Ce sont des chiffres qui pourraient changer bien des choses en Europe. Publiées hier, les nouvelles prévisions des quatre grands instituts de conjoncture allemands tablent désormais sur un recul de la croissance dans la première économie de l’Union avec des progressions du PIB de 1,3% en 2014 et de 1,2% en 2015 alors même que ces instituts annonçaient encore, en avril dernier, des pourcentages de 1,9% et de 2% pour ces mêmes années.

Ces prévisions font suite à une série d'indicateurs marquant un recul de la production industrielle, des importations, des exportations et des commandes à l’industrie.
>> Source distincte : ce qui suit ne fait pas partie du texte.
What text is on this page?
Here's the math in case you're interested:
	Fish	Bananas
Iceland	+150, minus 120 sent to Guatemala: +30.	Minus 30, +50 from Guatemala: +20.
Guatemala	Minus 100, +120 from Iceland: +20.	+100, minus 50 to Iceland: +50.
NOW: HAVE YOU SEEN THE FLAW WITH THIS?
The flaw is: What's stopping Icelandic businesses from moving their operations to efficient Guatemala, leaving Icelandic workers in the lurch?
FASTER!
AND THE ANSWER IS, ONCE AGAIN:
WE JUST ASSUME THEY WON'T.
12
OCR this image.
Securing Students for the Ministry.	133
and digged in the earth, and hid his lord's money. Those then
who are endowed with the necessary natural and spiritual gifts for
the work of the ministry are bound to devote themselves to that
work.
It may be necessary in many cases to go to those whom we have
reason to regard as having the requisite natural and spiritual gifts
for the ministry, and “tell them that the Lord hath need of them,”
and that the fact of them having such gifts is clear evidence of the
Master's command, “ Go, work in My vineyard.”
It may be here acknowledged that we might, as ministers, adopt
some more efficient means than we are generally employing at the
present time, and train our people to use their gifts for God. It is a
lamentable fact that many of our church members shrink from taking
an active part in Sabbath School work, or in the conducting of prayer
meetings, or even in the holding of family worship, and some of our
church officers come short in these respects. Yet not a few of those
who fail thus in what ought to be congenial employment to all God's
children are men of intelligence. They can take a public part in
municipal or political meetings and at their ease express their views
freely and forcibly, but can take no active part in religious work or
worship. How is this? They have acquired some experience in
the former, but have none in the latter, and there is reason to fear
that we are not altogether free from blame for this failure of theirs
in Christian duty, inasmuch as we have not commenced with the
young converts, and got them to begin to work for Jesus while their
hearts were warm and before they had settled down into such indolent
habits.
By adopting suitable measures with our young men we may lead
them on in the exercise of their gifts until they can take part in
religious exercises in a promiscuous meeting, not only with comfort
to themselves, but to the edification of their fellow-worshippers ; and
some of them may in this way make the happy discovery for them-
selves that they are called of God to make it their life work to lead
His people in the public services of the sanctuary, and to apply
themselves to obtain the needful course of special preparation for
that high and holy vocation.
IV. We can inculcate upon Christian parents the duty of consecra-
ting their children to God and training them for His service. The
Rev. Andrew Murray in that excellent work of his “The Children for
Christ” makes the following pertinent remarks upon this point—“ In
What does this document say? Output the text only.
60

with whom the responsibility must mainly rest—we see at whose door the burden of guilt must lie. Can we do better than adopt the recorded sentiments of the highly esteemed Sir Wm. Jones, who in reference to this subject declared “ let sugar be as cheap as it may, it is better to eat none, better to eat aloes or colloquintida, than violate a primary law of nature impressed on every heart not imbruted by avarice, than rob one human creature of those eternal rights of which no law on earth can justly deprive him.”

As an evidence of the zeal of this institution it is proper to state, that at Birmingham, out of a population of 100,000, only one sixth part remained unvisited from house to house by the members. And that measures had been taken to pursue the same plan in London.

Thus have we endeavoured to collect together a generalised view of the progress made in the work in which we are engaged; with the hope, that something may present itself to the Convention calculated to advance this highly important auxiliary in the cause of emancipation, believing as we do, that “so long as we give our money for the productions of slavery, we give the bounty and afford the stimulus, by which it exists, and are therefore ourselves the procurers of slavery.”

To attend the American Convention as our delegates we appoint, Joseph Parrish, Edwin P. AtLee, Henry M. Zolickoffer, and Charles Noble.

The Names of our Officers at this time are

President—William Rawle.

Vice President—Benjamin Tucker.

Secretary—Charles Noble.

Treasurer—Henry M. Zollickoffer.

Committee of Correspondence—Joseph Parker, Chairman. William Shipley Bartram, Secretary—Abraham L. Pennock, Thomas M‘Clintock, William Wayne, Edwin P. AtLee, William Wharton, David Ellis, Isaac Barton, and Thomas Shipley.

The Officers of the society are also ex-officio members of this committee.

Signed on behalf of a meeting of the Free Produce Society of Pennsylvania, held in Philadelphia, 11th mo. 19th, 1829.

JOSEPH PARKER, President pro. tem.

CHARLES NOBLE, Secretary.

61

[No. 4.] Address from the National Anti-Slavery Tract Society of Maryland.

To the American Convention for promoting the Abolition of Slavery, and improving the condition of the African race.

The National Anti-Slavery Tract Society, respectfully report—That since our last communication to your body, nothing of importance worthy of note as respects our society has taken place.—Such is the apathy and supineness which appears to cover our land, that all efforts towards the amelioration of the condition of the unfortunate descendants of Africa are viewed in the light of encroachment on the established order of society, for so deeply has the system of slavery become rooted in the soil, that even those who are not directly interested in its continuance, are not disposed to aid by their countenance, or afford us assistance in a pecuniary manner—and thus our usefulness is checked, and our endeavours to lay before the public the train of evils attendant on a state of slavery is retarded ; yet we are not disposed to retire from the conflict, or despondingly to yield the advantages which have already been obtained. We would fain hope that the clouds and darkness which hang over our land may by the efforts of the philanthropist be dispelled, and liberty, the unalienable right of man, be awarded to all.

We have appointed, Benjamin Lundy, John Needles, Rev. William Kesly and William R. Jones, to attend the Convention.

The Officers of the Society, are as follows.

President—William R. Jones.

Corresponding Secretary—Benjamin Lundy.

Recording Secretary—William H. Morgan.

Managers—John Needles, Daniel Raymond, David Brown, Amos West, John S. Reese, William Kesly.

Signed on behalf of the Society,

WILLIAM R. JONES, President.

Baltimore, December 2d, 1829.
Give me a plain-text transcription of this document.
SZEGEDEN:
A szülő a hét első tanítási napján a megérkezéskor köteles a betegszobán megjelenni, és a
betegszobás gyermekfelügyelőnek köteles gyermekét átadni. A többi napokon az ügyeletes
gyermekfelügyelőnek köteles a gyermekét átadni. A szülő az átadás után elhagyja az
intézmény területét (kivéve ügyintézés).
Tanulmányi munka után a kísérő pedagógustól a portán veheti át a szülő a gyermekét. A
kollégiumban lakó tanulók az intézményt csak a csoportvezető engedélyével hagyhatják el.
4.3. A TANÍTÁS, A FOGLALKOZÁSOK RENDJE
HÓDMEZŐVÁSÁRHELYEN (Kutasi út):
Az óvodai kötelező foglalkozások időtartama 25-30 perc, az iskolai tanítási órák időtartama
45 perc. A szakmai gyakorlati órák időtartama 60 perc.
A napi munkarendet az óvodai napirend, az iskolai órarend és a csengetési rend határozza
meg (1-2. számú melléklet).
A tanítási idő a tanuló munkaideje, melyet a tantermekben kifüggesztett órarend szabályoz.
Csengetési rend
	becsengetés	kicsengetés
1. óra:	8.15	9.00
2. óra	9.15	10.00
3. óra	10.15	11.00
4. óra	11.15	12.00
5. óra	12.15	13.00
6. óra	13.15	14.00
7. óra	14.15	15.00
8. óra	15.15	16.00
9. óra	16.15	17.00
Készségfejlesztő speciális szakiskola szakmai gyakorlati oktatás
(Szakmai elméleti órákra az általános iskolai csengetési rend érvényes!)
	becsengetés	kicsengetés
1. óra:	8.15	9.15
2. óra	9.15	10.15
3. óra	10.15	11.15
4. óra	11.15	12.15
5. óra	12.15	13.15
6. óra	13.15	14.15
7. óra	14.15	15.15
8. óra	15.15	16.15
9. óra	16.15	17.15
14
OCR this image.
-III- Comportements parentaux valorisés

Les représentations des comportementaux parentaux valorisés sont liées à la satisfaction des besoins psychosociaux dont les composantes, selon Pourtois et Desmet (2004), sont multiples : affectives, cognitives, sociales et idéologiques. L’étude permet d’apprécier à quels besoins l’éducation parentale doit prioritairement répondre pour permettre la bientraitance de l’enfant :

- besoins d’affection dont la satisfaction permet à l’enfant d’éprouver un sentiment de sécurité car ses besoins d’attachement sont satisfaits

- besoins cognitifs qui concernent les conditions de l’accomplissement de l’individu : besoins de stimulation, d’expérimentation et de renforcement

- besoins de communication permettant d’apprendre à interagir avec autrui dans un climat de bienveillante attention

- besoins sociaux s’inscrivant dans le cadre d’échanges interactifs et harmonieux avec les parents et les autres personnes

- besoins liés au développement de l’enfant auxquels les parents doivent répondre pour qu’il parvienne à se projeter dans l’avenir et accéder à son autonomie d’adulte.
Comme le craignaient beaucoup d’économistes, l’économie allemande marque le pas en raison de la faiblesse de ses investissements, des incertitudes géopolitiques et de la faiblesse, surtout, de la croissance dans le reste de la zone euro, premier partenaire économique de l’Allemagne.

La conclusion commune des quatre instituts est que le gouvernement fédéral « n’utilise pas assez ses marges de manœuvre financières à des fins d’investissements » et que Berlin « devrait augmenter les dépenses publiques dans les domaines qui ont un potentiel de croissance ». Très écoutés en Allemagne, ces instituts se rangent ainsi à l’avis du FMI, de la Banque mondiale, des Etats-Unis, de la France, de l’Italie, de beaucoup d’autres des pays de l’Union et de la plupart des économistes européens et américains qui tous appellent depuis de longs mois Mme Merkel à profiter de son équilibre budgétaire pour relancer l’économie allemande afin de relancer celle de l’Union et de consolider par là la croissance en Allemagne, dans le reste de l’Europe et dans l’ensemble du monde.

Avent même la publication de ces chiffres, le patronat, la gauche et les syndicats allemands s’étaient prononcés en ce sens dans un débat montant dans le pays et qu’avait enflammé, début septembre, une enquête du Spiegel sur le vieillissement des infrastructures de la République fédérale et les problèmes qu’il commençait à poser à son économie.

Très attachée au rétablissement de l’équilibre budgétaire allemand qui est sa grande fierté, très hostile aussi à toute idée de relance des dépenses publiques dans l’Union ou même de ralentissement de leur réduction, la chancelière avait jusqu’à présent opposé une fin de non recevoir à tous ces appels mais les lignes, forcément, vont maintenant commencer à bouger à Berlin.

Dès hier, la chancelière a soudain déclaré que son gouvernement étudiait les moyens de stimuler l’investissement et, si timide qu’il demeure, ce début d’évolution renforce la position de la France qui explique contre vents et marées qu’il serait formidablement dangereux, pour elle comme pour l’ensemble de l’Union, de trop vite baisser les dépense publiques à un moment où le FMI s’inquiète de « sérieux risques » de récession dans la zone euro.